John Myburgh is a South African-born, Australian Intensive Care clinician- researcher. He has worked at the coal face in the ICU for the last 35 years, and led national and international research programs over the last 25 years directed at answering fundamental clinical questions to improve the lives of critically ill patients and their families. An avid teacher and mentor, he has based his style on his mentors who always stressed that the patient comes first, that teaching others was both a privilege and a duty and to question everything, particularly fundamentalism and dogma. A a SMACC Frequent Flyer, John is a dedicated rower on Middle Harbour in Sydney, the proud owner of 4 guitars (including a Fender Strat and Tele) and devoted Dad.
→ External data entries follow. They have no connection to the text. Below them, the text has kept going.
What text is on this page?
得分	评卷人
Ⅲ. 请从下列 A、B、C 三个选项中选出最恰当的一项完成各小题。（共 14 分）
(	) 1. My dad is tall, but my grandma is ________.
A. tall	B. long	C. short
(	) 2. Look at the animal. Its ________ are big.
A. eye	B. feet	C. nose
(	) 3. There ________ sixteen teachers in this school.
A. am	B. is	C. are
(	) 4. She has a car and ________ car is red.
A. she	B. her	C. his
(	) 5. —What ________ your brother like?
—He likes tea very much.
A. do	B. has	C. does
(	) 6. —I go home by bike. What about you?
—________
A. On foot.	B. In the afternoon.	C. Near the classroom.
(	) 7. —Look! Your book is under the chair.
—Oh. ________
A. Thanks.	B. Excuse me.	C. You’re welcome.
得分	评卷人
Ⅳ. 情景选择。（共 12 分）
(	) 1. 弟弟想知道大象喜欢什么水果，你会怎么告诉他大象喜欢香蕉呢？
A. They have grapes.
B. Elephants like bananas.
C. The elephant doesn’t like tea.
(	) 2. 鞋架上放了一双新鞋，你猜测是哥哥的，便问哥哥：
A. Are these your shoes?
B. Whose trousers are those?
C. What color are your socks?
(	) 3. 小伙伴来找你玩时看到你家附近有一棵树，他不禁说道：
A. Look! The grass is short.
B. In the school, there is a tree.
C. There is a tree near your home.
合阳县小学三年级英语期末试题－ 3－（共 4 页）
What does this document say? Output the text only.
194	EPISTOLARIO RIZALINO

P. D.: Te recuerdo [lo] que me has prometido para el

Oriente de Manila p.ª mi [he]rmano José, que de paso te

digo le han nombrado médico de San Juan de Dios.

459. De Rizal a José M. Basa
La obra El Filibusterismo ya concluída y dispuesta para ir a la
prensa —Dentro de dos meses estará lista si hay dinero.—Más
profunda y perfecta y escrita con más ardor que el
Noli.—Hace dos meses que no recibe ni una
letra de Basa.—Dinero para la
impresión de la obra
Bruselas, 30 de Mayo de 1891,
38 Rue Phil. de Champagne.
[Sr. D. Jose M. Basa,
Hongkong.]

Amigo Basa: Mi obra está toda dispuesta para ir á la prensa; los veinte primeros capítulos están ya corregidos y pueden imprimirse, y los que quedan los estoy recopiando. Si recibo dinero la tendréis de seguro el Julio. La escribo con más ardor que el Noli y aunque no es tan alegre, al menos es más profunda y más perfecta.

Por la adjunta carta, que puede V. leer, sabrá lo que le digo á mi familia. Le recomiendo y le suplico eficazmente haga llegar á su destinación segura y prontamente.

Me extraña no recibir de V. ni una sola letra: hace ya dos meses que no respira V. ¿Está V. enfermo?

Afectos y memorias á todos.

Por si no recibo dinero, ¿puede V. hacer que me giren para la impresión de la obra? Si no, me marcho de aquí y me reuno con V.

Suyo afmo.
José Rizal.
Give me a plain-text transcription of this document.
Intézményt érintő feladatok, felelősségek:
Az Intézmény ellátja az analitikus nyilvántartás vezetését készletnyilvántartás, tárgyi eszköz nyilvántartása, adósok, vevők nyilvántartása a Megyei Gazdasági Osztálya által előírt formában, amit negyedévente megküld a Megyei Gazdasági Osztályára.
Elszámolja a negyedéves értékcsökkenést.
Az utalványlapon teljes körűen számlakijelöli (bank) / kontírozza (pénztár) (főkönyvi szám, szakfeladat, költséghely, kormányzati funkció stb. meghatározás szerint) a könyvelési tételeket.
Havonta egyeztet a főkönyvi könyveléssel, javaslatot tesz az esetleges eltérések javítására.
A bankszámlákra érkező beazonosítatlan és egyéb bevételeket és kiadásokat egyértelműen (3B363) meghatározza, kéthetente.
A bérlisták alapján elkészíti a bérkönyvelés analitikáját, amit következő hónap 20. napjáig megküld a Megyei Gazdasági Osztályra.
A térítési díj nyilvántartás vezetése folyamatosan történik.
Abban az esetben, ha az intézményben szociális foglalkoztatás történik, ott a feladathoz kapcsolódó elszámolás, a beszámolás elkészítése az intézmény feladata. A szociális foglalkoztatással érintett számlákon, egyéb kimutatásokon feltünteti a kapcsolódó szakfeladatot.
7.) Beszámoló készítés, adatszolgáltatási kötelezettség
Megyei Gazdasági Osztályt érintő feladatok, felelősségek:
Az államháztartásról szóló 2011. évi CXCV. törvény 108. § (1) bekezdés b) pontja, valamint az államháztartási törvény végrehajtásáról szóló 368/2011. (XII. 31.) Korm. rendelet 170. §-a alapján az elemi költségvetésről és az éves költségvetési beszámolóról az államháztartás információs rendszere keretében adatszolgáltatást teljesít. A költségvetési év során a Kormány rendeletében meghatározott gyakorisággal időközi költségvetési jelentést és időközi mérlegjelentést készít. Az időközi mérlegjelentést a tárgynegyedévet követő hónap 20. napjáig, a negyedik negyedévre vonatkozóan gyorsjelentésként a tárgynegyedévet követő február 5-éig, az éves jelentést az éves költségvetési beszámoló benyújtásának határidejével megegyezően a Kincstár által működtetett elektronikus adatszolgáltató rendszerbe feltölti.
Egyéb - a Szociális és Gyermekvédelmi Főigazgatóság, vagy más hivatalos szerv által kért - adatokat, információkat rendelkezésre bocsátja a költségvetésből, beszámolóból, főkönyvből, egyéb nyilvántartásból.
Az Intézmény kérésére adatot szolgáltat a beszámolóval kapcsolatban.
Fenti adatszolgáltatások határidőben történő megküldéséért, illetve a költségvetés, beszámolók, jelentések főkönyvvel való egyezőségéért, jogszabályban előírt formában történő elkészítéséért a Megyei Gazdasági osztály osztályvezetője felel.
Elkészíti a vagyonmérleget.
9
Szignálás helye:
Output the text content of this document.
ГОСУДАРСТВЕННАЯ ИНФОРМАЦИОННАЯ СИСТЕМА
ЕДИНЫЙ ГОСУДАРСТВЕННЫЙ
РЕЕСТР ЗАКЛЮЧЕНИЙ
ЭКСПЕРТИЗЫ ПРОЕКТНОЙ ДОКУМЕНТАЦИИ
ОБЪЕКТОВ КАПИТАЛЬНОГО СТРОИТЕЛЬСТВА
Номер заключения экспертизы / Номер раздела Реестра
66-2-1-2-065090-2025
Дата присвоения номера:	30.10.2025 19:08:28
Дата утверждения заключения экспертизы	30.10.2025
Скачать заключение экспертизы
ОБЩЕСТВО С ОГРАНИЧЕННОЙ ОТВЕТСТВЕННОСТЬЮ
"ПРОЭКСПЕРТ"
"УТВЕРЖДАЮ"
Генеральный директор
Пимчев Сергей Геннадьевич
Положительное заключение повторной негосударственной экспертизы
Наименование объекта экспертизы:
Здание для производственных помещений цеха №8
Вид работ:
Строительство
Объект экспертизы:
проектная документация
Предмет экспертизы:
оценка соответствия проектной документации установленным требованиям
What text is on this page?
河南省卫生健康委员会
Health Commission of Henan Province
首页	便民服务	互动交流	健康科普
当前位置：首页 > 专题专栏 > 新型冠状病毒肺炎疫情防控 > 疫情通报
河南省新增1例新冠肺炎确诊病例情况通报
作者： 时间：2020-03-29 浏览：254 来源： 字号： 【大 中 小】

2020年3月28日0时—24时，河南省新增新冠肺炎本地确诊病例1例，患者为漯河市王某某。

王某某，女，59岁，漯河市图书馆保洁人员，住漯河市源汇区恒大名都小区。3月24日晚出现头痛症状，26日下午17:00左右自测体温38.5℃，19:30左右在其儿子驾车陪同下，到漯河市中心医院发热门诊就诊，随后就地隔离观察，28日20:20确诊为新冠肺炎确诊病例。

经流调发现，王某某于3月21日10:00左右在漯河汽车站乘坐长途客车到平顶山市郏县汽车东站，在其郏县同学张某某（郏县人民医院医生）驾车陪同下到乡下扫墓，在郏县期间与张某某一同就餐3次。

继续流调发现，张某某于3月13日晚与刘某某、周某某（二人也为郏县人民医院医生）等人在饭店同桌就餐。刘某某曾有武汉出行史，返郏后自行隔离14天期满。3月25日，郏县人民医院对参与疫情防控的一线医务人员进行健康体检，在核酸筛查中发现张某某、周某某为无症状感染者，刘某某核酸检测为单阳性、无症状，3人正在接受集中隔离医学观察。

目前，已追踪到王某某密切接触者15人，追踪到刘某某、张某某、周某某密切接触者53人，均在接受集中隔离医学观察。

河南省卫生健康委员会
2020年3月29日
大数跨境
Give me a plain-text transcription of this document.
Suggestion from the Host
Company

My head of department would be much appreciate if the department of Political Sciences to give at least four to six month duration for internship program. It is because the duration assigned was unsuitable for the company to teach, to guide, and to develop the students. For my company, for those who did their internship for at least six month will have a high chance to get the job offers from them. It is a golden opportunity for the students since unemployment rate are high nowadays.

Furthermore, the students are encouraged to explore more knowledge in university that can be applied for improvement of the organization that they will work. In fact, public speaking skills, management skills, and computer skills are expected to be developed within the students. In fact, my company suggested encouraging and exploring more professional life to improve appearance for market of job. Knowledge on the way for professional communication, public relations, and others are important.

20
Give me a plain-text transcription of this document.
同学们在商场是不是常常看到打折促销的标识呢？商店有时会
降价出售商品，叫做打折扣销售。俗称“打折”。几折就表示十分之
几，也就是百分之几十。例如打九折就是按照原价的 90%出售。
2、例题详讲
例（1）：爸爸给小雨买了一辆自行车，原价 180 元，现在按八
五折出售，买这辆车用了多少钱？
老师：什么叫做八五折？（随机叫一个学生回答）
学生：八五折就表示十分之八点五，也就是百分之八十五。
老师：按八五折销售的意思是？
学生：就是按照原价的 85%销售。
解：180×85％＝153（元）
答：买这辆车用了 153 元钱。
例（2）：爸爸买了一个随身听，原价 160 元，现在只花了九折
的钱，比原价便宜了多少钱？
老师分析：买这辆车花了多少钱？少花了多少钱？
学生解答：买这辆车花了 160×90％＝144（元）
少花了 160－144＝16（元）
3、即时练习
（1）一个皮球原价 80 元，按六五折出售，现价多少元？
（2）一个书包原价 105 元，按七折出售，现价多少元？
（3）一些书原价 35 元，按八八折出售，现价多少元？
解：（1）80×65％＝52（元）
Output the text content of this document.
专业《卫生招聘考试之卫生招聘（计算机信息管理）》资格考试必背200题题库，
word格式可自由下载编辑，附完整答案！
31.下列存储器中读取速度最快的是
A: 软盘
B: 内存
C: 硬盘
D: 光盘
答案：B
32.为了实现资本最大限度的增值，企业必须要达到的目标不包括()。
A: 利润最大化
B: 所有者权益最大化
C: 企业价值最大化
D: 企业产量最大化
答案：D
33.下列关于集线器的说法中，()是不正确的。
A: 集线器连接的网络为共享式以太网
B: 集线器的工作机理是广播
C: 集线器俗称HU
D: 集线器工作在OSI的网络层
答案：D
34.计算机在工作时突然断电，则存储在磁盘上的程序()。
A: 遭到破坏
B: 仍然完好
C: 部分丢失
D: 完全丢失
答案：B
Does oxygen delivery matter?
The belief that pushing oxygen delivery with synthetic catecholamines is based on a physiological fallacy, fuelled by Bad Pharma
For the 30 years, clinical understanding of haemodynamic resuscitation has been based on physiological paradigms that focus on convective oxygen delivery. Most of these emphasise the role of cardiac output, haemoglobin and recommend interventions using synthetic agents such as dobutamine, synthetic colloids and blood transfusions. Markedly influenced by industry, these interventions and strategies hijacked critical thinking creating a belief in the utiliity of attaining short-term physiological surrogates for resuscitation that have little relevance in improving patient-centred outcomes. This ‘physiological fallacy’ has been demonstrated in high-quality RCTs of fluids, goal-directed therapy and catecholamines, that paradoxically inform the interpretation of new insights in the physiological basis of health and disease.